Today I will be writing about Microsoft Azure's Azure Site Recovery (ASR) service. This is really an incredible service that makes running your own DR replicated "secondary site" easy and cost effective.
The Microsoft Azure ASR service is a cloud based business continuity and disaster recovery (BC/DR) service. It can be used for a whole bunch of different scenarios, as in copying on premises virtual machines (VM's) into Azure within a hybrid cloud model which can then be used in a full scale DR replication situation, permanently migrating on premises Hyper-V and VMware VM's into Azure and also for protecting current Azure VM's by replicating them to other regions. These options could also be used together depending on your architecture and individual requirements. Please view the official Microsoft Documentation for in depth required information.

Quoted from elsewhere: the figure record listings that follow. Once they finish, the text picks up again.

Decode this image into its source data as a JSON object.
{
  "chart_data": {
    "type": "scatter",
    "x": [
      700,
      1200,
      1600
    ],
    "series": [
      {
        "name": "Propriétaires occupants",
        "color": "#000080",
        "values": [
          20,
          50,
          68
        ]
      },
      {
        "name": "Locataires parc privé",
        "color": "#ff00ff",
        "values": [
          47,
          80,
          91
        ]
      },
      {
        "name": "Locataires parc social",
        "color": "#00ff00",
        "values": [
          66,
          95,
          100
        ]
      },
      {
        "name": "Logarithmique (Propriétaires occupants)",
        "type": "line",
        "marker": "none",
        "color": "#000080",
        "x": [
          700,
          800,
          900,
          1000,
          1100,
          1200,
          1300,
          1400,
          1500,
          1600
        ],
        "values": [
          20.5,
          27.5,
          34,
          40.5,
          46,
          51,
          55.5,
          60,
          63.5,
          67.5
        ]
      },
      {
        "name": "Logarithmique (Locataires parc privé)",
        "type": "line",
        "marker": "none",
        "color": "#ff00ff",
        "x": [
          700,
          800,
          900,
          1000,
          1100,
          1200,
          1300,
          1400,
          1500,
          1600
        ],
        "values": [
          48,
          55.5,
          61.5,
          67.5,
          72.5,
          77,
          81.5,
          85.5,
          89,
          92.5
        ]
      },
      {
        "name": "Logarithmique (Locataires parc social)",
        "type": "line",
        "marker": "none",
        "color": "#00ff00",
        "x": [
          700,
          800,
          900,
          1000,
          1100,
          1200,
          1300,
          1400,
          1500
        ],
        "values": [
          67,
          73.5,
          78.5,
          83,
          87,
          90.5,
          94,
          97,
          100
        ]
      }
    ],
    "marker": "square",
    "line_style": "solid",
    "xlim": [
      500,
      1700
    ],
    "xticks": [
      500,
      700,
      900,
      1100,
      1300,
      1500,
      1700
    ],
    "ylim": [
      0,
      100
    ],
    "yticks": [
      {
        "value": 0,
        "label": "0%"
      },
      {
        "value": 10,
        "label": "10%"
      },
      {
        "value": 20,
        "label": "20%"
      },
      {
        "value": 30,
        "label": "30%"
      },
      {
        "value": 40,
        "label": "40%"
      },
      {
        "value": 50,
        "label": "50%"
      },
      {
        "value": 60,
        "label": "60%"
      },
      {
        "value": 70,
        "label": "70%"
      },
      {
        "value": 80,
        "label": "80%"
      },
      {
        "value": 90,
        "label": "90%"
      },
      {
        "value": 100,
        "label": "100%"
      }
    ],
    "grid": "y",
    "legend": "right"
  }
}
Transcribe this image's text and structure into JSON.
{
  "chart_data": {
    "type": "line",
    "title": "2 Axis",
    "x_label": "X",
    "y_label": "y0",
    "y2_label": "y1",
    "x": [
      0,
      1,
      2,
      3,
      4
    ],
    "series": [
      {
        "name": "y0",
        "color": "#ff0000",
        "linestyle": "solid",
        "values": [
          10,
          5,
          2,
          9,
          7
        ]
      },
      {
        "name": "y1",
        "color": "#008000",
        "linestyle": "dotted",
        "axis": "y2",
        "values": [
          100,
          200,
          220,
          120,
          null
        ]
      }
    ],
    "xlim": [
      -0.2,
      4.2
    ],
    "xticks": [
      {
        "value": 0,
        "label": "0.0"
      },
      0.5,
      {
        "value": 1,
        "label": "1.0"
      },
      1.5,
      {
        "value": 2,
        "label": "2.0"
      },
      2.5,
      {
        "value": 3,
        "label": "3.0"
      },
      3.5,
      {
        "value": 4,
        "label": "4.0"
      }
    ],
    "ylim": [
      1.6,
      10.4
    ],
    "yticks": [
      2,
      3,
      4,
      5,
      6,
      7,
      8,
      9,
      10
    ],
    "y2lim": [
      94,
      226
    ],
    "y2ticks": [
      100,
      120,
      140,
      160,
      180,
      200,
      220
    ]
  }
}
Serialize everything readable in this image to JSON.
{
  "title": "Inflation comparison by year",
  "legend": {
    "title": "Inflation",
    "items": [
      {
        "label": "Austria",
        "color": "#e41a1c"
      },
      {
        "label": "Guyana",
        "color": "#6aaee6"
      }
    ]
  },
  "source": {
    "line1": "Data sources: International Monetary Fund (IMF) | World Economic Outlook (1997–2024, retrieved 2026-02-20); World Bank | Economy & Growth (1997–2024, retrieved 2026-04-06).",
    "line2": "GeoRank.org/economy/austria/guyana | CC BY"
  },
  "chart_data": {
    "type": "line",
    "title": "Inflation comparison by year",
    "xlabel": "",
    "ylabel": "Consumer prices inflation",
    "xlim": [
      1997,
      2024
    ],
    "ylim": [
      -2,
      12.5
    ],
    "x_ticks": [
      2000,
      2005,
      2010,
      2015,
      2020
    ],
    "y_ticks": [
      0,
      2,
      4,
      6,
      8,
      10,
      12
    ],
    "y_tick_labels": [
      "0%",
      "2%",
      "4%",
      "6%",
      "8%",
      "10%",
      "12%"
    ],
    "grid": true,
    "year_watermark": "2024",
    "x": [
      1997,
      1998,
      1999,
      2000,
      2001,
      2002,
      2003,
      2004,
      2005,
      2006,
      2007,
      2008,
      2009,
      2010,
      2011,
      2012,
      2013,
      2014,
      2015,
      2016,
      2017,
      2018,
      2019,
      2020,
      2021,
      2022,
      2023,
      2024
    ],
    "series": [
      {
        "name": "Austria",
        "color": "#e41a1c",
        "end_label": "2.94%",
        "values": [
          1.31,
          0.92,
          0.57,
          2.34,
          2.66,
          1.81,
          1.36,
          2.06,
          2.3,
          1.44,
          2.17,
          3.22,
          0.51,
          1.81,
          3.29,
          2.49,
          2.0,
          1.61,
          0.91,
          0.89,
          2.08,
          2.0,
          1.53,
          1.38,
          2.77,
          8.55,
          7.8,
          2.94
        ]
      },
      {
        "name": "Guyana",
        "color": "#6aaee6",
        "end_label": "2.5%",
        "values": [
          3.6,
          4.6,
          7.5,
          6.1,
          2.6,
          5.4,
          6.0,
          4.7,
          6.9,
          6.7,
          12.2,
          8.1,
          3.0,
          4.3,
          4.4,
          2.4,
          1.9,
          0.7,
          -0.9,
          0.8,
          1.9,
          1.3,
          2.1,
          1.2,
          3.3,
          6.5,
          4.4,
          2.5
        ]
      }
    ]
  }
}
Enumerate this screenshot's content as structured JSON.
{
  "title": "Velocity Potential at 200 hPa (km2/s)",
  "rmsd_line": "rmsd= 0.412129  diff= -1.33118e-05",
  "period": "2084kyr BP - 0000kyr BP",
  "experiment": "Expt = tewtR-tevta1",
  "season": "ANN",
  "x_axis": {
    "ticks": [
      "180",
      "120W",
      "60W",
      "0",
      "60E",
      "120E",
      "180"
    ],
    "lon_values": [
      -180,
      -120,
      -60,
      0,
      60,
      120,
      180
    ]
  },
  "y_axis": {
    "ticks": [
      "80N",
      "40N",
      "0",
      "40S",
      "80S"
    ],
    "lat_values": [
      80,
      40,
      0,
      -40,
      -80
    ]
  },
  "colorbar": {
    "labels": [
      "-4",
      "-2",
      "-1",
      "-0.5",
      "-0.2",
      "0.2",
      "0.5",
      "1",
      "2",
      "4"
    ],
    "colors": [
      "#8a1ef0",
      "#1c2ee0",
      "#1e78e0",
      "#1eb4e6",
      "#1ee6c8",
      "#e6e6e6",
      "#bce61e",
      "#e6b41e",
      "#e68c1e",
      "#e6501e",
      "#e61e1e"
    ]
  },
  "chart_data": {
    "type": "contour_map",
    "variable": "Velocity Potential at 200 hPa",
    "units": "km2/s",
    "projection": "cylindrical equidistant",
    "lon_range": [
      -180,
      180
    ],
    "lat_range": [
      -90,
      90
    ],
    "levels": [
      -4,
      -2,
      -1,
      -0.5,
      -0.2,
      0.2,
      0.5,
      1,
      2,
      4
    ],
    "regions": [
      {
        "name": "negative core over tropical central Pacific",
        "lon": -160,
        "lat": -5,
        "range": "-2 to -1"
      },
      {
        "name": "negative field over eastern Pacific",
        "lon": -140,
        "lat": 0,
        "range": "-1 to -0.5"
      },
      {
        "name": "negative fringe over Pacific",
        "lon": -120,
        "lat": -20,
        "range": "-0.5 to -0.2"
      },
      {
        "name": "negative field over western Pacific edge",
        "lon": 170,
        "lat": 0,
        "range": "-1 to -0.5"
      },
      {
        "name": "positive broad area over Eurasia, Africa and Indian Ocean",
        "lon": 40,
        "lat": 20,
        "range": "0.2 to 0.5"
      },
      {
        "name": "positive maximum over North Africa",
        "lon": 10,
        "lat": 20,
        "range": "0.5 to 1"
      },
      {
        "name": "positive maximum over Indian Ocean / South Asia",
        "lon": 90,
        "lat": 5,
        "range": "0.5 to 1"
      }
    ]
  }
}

In today's blog post I will be writing about the option of simply protecting your current VM's running in Azure as this is a good way to initially start using and learning the service. Please note that there are also various options for setting this up for a large number of VM's, but the below guide is just for a single VM running within Azure. For any further information the Azure documentation linked at the bottom of this article a great place to start!
As of writing this feature is still listed as under preview within the Azure portal.
1. Login in to the Azure portal:
2. Select an existing VM and then click on the "Disaster recovery (preview)" tab:
3. Next you will need to specify the region that you would like to replicate to, as well as some further information, as in your existing resource group, availability sets and virtual network. Some of these settings will auto populate depending on the location of the current region of the selected VM, as in this case "West Europe":
4. The next information required is related to storage, you will need to check or adjust the initial storage location (if not managed disks which aren't being referenced in this article - this particular VM is using an existing storage location), as well as setup a new or existing recovery services vault which will be used for the replication. A recovery services vault is a storage "backup" location in which your VM will be copied and stored. You can also select a new or existing resource group as well as replication policy. If you leave these as defaults new resources will be automatically created for you:
5. Once you have completed the above steps you will see a graphic displaying the available replication regions:
6. if all looks good click "Enable replication" and that's it, replication will begin! :)
Once completed you can check the replication status within the same "Disaster Recovery (preview tab)" above.
You are also able to delete the replication and adjust other settings if required.